Mekong Delta

We’d reached the end of the Vietnamese railway in Ho Chi Minh City, but one of the most important parts of the country, the Mekong Delta, lay further south stretching from an hour outside Ho Chi Minh’s suburbs all the way to the Cambodian border.

At the delta, the Mekong river splits into ‘nine dragons’ – 9 huge rivers which themselves each split off into a dense network of smaller rivers, canals and backwaters.

Having just a couple of days between our Christmas celebrations in central Ho Chi Minh and plans to see in the new year on Phu Quoc, we took a day trip to the countryside around Ben Tre. The tour lived up to it’s promise of amazing scenery and delicious food, although parts of the day did feel a bit touristy with some things done ‘for show’, rather than us being able to experience usual day-to-day Delta life.

You don’t have to head far out of town before roads give way to a maze of palm-lined backwaters that reminded us a lot of Kerala. One of our favourite parts of the day was a tranquil sampa canoe ride along quiet waterways. Not only did it give us a (relatively) legitimate reason to wear the famous Vietnamese conical hats for some much-needed shade (and less-needed selfies), it was a much quieter part of the itinerary with no other tourists in sight. Other than a couple of one-man fishing canoes carrying bamboo fishing cages, the place looked untouched and wild.

As well as acres of rice paddies and fruit orchards, these dense coconut plantations stretching along the waterways are actually big business; farmed not only for coconuts, but also their husks, wood for construction, and leaves for baskets and matts. Barges piled high with empty coconut shells dotted the banks.

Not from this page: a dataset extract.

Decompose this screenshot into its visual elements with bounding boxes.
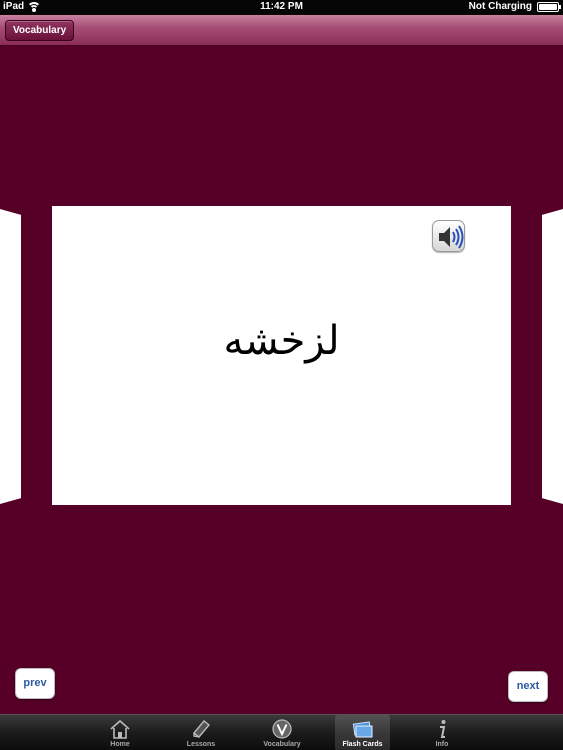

Our first stop on the river felt the most touristy. We docked at a small place on the riverbank devoted to all things coconut; a local guy was husking ripe coconuts at lightning speed, women prepared coconut candies, others were selling painted coconut shells and carved ornaments. We rounded off the stop with a shot of coconut wine and the only non-coconut-based activity; the option to hold a huge python. Emboldened by the coconut wine, Timian gave it a go whilst Rebecca retreated to the homeware and candies.

Next up was a cycle ride through a tiny network of streams, too small even for canoes. This was over far too quickly and we could have happily spent all afternoon meandering through the shade of the palm-lined lanes. We passed the tall kilns of traditional brick-making factories, the mounds of rice husks burned to heat the kilns, and small houses with women sat outside hand-weaving mats and baskets. After working up an appetite we stopped at a fruit grove to gorge on miniature bananas, mangoes, oversized pomelos dipped in chilli salt, and candy-floss tasting jackfruit.

Before heading back to Ho Chi Minh, the final stop was a walk through a covered market in Ben Tre, our guide’s logic being “You buy everything frozen in your countries, it’s not possible to buy fresh food like this.” It was certainly no Tesco Express; huge buckets of squirming eels, rows of sedated chickens tied at the ankles, and cages of the local delicacy, coconut rats. Whilst that was a little depressing, sharing the aisles with scooters taking shortcuts right through the market kept us on our toes!

The tour was a great introduction to life in the ‘rice bowl of Vietnam’ and if we’d not been on a countdown to 2016 on Phu Quoc, it would have been a great start to a couple of extra days exploring the floating markets, staying overnight on a boat, or with a local family in a homestay.